Tracking Large Files:
Specify which files to track with LFS by file extension or pattern using git lfs track "*.ext", where *.ext is the pattern for files you want to track (like *.mp4 for video files).
Commit and Push:
After tracking, these files are handled by Git LFS. When you commit and push these files, they are stored in the LFS storage.
In Summary
Git LFS is an essential tool for teams dealing with large binary files in their repositories. It maintains Git's efficiency and performance while handling large files in a more optimized manner. By storing the actual file data separately and using pointer files in the repository, Git LFS prevents repository bloat, speeds up operations like clone and pull, and makes handling large files more manageable without altering the standard Git workflow.
The outcome should be new folder called LLama2-7b-chat-hf with all the appropriate files in it
Cloning Process:
Object Enumeration: The Git remote server started by enumerating objects.
It found 88 objects in total.
Object Download: All 88 objects were successfully downloaded.
The delta 0 indicates that these objects did not have delta compression
(differences between similar objects), which is common for initial clones.
Unpacking Objects: Git then unpacked these objects, which totalled 499.00 KiB in size.
The download speed was approximately 4.50 MiB/s.
Filtering Content with Git LFS: The repository uses Git LFS to handle large files.
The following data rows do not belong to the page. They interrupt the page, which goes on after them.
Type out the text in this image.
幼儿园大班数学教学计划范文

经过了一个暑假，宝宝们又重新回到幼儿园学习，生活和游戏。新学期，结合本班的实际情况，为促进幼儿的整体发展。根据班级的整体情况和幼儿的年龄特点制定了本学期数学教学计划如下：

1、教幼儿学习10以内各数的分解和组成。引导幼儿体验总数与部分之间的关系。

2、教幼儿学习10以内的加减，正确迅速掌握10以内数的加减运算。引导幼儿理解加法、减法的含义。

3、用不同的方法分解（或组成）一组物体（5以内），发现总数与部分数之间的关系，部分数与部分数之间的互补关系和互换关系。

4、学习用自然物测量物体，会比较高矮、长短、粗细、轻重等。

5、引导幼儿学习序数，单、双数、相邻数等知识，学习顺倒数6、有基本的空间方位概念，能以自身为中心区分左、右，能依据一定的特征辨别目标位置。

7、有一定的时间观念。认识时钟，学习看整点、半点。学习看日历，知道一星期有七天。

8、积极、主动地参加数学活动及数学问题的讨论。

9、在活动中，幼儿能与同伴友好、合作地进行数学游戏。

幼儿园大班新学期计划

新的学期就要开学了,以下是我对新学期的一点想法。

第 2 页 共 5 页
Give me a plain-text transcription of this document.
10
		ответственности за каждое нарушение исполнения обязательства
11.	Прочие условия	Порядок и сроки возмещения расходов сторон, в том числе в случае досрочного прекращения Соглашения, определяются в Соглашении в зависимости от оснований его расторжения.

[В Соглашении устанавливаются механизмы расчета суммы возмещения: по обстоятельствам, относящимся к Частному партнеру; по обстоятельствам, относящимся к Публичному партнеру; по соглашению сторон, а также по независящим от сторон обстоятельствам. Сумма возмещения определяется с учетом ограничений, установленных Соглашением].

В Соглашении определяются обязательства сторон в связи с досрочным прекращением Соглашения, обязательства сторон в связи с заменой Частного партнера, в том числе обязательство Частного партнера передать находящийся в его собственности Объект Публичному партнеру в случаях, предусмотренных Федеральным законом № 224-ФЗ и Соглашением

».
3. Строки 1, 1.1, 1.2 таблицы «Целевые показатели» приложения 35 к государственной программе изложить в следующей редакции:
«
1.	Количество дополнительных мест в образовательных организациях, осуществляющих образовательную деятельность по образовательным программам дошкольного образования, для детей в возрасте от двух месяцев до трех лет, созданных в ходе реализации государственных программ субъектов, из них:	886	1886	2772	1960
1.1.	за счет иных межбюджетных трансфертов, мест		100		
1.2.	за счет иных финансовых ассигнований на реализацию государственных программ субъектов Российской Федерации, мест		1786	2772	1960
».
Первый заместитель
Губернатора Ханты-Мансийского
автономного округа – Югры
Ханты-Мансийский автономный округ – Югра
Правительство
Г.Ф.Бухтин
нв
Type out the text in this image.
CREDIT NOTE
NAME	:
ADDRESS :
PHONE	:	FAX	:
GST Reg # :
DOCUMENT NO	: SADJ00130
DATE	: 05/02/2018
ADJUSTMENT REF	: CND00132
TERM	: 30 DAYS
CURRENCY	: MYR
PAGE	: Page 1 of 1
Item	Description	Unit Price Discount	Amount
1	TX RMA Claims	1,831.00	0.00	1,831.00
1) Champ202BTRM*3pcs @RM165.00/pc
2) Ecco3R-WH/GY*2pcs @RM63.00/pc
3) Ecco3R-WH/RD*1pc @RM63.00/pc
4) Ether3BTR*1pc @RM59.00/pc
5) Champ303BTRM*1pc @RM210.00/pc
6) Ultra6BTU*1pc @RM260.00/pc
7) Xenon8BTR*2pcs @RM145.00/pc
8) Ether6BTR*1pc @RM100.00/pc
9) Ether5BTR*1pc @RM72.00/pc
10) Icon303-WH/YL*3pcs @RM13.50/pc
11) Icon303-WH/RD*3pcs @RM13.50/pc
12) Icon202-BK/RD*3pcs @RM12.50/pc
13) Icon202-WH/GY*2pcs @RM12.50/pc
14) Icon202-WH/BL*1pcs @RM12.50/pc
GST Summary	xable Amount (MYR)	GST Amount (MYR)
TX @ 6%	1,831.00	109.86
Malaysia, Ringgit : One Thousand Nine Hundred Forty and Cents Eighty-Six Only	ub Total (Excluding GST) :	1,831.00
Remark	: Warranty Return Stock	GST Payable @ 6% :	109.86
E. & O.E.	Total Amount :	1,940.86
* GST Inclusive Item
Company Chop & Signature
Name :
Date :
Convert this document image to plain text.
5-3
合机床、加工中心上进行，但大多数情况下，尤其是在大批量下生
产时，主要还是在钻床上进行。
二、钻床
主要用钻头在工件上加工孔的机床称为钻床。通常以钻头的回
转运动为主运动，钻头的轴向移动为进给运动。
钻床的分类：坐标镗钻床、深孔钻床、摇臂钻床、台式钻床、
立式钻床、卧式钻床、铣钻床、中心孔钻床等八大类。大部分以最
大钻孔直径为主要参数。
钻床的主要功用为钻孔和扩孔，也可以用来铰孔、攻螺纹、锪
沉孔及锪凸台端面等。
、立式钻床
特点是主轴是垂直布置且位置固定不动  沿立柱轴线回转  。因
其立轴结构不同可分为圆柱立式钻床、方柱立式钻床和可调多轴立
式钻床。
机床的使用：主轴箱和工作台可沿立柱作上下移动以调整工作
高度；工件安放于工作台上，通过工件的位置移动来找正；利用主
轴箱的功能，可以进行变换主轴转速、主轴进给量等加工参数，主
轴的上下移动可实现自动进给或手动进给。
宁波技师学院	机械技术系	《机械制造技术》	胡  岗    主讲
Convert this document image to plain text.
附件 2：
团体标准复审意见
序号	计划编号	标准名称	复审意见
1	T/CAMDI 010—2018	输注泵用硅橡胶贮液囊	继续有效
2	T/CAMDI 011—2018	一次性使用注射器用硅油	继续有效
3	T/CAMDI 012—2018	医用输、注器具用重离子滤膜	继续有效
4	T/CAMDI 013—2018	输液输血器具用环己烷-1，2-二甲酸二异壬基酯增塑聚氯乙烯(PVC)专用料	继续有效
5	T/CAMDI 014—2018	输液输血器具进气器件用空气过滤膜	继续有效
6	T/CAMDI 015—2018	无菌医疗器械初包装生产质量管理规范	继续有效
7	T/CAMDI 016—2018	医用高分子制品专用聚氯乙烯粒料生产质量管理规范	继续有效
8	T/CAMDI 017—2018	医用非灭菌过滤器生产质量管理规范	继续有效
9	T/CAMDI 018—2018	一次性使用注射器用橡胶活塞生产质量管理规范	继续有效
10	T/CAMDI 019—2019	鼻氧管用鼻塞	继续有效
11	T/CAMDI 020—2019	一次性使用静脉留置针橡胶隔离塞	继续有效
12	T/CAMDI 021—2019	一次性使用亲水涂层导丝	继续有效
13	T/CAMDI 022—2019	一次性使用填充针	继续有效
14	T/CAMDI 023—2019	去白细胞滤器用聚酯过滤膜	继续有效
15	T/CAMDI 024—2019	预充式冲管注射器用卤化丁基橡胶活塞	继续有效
During the cloning process, Git LFS filtered and downloaded large files (totaling 9.10 GiB) at a rate of about 16.73 MiB/s.
Issues with Git LFS Files on Windows:
After cloning, there's a note about encountering issues with two files:
model-00001-of-00002.safetensors and pytorch_model-00001-of-00002.bin.
These files, likely large due to being managed by Git LFS, may not have been copied
correctly. This kind of issue can occur due to various reasons like LFS quota limits, network issues, or file system limitations, especially on Windows.
Reference to Git LFS Help:
The message See: 'git lfs help smudge' for more details suggests using the
Git LFS smudge command for help. The smudge command in Git LFS is involved in converting
pointer files in Git LFS to the actual large files.
Overall Time Taken:
The entire cloning process took 9m17s (9 minutes and 17 seconds).
Congratulations, you have now downloaded the models.